Shared web hosting is the most commonly advertised form of hosting, with plans starting around $100/year. These providers claim to offer unlimited websites, unlimited disk space, and tons of other features. GoDaddy, BlueHost, and HostGator are some of the most popular shared hosting providers. However, you get what you pay for. You’ll have frequent downtime, a slower site, and a high chance of getting hacked. I would only recommend using shared hosting if you’re just getting started, don’t place a high value on your time, and don’t mind starting over from scratch if you get hacked.

If you have to use shared hosting, you can take some steps to improve security. However, this will require a time investment and it’s not as good as using managed hosting. I recommend reading this document and the security post I wrote.

Managed WordPress Hosting

If your website is for a business or otherwise important, you want to choose a reliable hosting provider. I recommend managed hosting, such as Flywheel or WP Engine. These providers are more reliable and provide better performance than the low-cost providers, but they are well worth it. You’ll have much better uptime and site speed. You’ll have much better security, and much less likely to get hacked. And on the occasion you do get hacked, they typically will help you. If you’re using a shared hosting provider and get hacked, they typically won’t help you.

You will still have to maintain your site yourself (perform upgrades and make fixes when upgrades break your site). If you’re not proficient with WordPress and comfortable with PHP and MySQL, then I strongly recommend you get a maintenance plan to handle your upgrades and fix any technical problems. WP Curve has reasonably priced plans for unlimited small fixes, upgrades, and security.

 

WordPress Maintenance

If you hired a web designer to build your site, they usually will not continue to maintain it (unless you have a contract that explicitly states it). Web hosts typically do not provide maintenance either.

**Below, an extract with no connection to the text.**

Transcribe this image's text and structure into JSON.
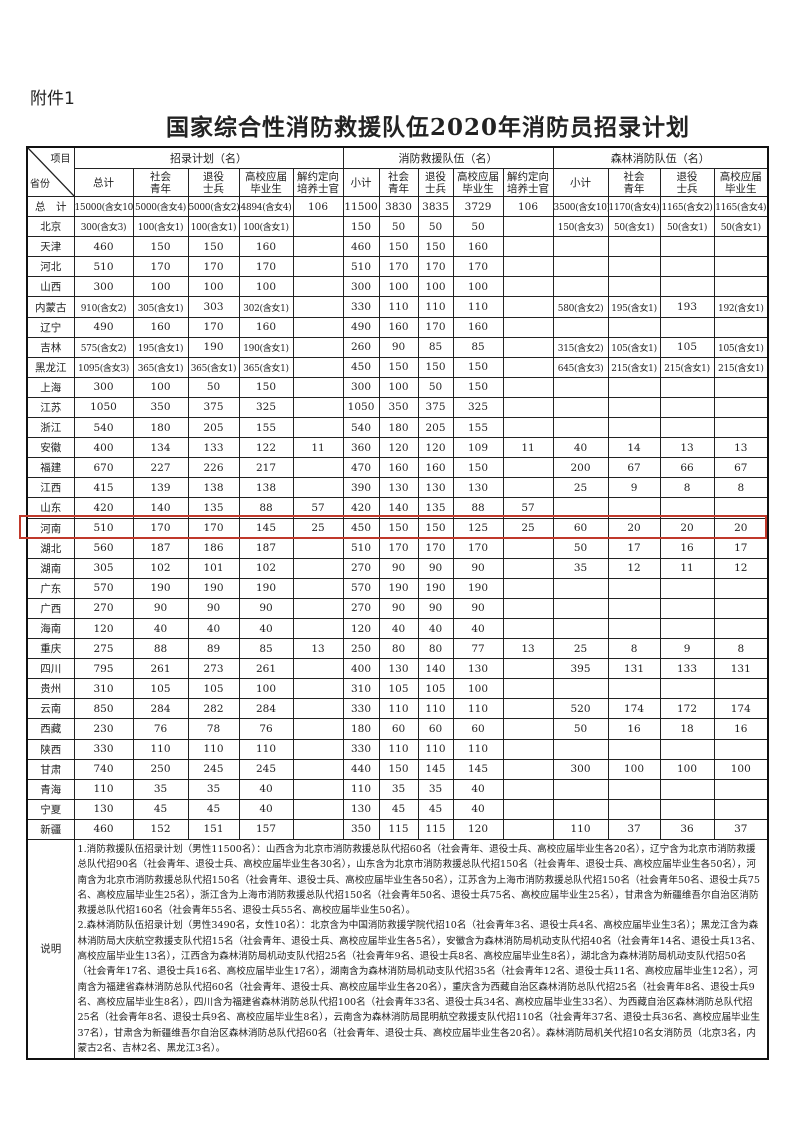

Maintenance typically refers to all the technical upkeep required for keeping your website running smoothly. In most definitions, it includes upgrading WordPress, themes, and plugins, and making any fixes (due to upgrades or other reasons). It typically also includes taking ongoing security measures, making and storing regular backups, and restoring from backups if necessary.

Consider the following:

  • Do you know or are you willing to spend the time learning WordPress and the technologies it uses: HTML, CSS, PHP, and MySQL?
  • If you are using shared hosting, will you make your own backups on a regular basis, purchase automatic backups (most shared hosts charge extra), or set up a plugin to create automatic backups? Do you know how to restore a WordPress site? Are you comfortable with FTP/SFTP and MySQL?
  • If you are using shared hosting, will you do the necessary research on security, and make the appropriate changes?
  • Will you remember to upgrade regularly?
  • Can you afford to have mistakes or downtime while you figure out how to fix things?
  • Can you afford to spend a significant amount of time communicating with tech support if you can’t figure things out yourself?

If you answered “no” to any of these questions, you should probably hire a consultant to maintain your hosting for you. You can hire the consultant on a continuous basis to make sure your site is well-maintained and running smoothly. WP Curve has reasonably priced plans for unlimited small fixes, upgrades, and security.

Or you can wait until something goes wrong, and then find and hire a consultant to fix it. This choice may seem less costly in the short term, but it may end up costing you a lot more in the long run. Fixing and cleaning up a hacked website is usually much more costly than preventing such an incident in the first place. And if you don’t have regularly scheduled backups, the consultant may not be able to fully restore your site. In fact, they might not be able to restore anything at all.